To determine if patients undergoing revision endoscopic sinus surgery (ESS) for chronic rhinosinusitis obtain significant symptomatic benefit from surgery.
Prospective controlled clinical trial.
Adult patients undergoing revision ESS were evaluated preoperatively with a computed tomographic scan and the Rhinosinusitis Symptom Inventory. After the revision ESS, patients were reevaluated with the Rhinosinusitis Symptom Inventory. Data were analyzed for symptom score changes and effect sizes, changes in medication, and economic variables. Improvements in sinonasal symptom scores, medication use, and economic variables were compared with those of a contemporaneous control group of patients undergoing primary ESS and matched for age, sex, and Lund score.
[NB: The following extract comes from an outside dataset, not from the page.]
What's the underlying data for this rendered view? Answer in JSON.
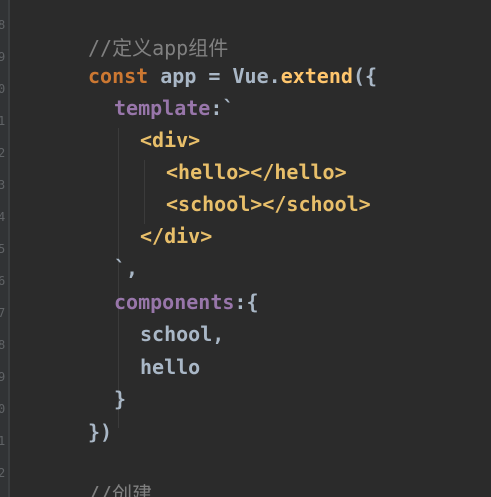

The 21 patients (mean age, 44.8 years) who completed evaluation after revision ESS had a mean follow-up of 12.4 months. Mean preoperative Lund score was 12.6. Large effect sizes indicating significant symptom improvements were noted for nasal obstruction (effect size, −1.9), hyposmia (−0.9), and headache (−0.6), as well as nasal (−1.1) and total symptom domains (−0.9; P<.05 in all cases). Nasal steroid and nonsedating antihistamine use did not decrease significantly after ESS, but oral antibiotic use showed a downward trend (net change, − 2.9 wk/y; P = .23). Improvements in clinical symptoms were statistically similar to corresponding improvements in the matched cohort of patients undergoing primary ESS.
The symptomatic relief that revision ESS can provide for patients with refractory chronic rhinosinusitis is similar to that following a primary ESS. However, many patients undergoing revision ESS require continued intense medical management of their chronic rhinosinusitis.